2. Nidhi Walia and Ravi Kiran (2009) concluded that financial markets are constantly becoming more efficient by providing more promising solutions to the investors. Being a part of financial markets, although mutual funds industry is responding very fast by understanding the dynamics of investor’s perception towards rewards, still they are continuously following this race in their endeavor to differentiate their products responding to sudden changes in the economy. Thus, it is high time to understand and analyze investor’s perception and expectations, and unveil some extremely valuable information to support financial decision making of mutual funds. Financial markets are becoming more exhaustive with financial products seeking new innovations and to some extent innovations are also visible in designing mutual funds portfolio but these changes need alignment in accordance with investor’s expectations.
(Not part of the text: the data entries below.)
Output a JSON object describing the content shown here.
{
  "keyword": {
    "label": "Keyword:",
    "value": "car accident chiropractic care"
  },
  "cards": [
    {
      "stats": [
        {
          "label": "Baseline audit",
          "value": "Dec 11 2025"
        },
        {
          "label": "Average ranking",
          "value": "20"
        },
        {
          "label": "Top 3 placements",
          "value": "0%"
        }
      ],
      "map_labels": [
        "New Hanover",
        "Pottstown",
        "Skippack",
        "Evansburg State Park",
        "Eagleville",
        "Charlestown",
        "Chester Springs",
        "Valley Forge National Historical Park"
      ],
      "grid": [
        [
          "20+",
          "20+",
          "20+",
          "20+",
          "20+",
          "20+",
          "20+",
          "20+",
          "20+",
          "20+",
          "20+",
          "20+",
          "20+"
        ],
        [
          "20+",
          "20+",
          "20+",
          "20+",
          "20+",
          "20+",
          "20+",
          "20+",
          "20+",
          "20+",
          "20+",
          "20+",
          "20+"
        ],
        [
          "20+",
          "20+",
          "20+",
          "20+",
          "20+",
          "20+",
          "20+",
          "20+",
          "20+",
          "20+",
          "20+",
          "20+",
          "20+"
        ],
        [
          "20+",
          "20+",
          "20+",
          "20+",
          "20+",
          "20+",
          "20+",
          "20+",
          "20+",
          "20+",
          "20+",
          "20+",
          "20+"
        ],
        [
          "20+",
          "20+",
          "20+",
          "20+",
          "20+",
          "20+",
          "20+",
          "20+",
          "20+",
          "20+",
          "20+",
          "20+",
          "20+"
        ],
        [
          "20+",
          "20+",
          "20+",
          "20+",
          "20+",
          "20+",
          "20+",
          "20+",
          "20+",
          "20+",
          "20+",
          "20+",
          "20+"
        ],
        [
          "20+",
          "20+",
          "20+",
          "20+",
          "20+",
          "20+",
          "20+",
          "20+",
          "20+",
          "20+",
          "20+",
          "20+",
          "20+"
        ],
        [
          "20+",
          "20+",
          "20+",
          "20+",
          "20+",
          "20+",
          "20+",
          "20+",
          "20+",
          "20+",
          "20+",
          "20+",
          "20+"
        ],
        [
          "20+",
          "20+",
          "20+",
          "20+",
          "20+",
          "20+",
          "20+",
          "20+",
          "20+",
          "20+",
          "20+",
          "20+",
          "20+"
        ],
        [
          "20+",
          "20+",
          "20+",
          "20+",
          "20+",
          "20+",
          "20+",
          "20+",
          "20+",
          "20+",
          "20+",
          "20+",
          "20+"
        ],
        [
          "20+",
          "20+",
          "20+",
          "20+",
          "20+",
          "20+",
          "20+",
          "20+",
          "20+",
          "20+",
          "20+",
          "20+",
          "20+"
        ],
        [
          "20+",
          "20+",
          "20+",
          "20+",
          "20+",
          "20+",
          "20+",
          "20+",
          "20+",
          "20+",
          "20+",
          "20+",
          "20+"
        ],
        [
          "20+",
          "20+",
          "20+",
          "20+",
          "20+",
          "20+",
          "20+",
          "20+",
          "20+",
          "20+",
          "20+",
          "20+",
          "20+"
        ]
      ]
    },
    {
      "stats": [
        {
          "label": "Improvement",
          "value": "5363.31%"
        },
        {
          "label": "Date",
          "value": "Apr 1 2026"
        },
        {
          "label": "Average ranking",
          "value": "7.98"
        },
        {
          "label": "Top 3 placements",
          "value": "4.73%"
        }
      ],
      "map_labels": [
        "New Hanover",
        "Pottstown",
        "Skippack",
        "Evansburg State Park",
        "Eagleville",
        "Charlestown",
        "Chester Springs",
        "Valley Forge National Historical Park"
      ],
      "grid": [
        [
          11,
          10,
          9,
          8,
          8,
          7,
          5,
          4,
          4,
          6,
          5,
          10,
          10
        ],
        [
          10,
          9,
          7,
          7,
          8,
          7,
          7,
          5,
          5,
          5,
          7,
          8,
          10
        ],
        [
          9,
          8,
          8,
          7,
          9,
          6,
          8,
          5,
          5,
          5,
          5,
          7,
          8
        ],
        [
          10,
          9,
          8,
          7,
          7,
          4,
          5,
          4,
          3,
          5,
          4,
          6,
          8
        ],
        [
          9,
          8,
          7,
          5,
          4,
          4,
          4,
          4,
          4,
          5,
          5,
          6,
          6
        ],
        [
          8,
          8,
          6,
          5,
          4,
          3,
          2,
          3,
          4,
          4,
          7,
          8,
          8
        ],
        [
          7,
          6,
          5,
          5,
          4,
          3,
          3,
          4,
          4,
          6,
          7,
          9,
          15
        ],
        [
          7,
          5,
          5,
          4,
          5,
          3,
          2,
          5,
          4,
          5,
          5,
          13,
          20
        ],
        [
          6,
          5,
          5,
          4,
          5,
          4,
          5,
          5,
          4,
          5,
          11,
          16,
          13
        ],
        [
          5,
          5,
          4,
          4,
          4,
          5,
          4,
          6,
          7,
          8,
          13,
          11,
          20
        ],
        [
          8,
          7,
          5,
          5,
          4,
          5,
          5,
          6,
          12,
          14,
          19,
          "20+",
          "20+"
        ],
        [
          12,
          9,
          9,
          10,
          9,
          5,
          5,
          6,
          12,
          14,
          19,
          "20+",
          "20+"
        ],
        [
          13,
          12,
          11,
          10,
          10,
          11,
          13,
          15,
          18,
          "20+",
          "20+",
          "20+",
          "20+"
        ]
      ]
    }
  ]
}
3. Pandey (2011) In spite of numerous rewards, which mutual funds offer to retail investor, there are few risks involved while investing in this horizon. There could be downside risk, which is the perceived risk of suffering financial loss due to negative deviation of returns, for sure, it is not a stable market, and the perceived fluctuation in return over time leads to market volatility. Along with this, there is a persistent feeling of ambiguity among investors due to lack of information and lack of self-competence.

4. Sadhak H (2008) “The basis of mutual fund is the pooling concept. Alternatively, mutual funds pool money from a cross-section of investors by issuing units, constructs a diversified portfolio of stocks, bonds and other investment instruments, and invests the same in the capital market”.

5. SyamaSunder (1998) conducted a survey to get an insight into the mutual fund operations of private institutions with special reference to Kothari Pioneer. The survey revealed that the awareness about mutual funds concept was poor during that time in small cities like Vishakapatnam. Agents play a vital role in spreading the mutual funds culture; open-end schemes were much preferred. Age and income are the two important determinants in the selection of fund; brand image and return are their prime considerations. The role of uncertainty and lack of knowledge about return on investment avenues are important components of any investment.

6. Sikidar et. al. (1996) carried out a survey with an objective to understand the behavioural aspects of the investors towards equity and mutual funds investment portfolio. The survey revealed that the salaried and self-employed formed the major investors in mutual funds primarily due to tax concessions. Unit trust of India and state bank of India‟s schemes were popular and other funds had not proved to be a big hit during the time when the survey was done.

7. Ansari (1993) stressed the need for mutual funds to bring in innovative schemes suitable to the varied needs of the small savers in order to become predominant financial service institution in the country.

8. Singh et. al. (2003) identified that past record and growth prospects influenced the choice of scheme. Investors in mutual funds expected repurchase facility, prompt service and adequate information. Return, portfolio selection and NAV were important criteria for mutual funds appraisal. The ANOVA results indicated that, occupational status; age had significant influence on the choice of scheme. Salaried and retired categories had priority for past record and safety in their mutual funds investment decisions.

9. Campenhout (2007) documented that, while selecting mutual funds considering the past performance of the fund, the investors interpret high performance as evidence of superior managerial ability.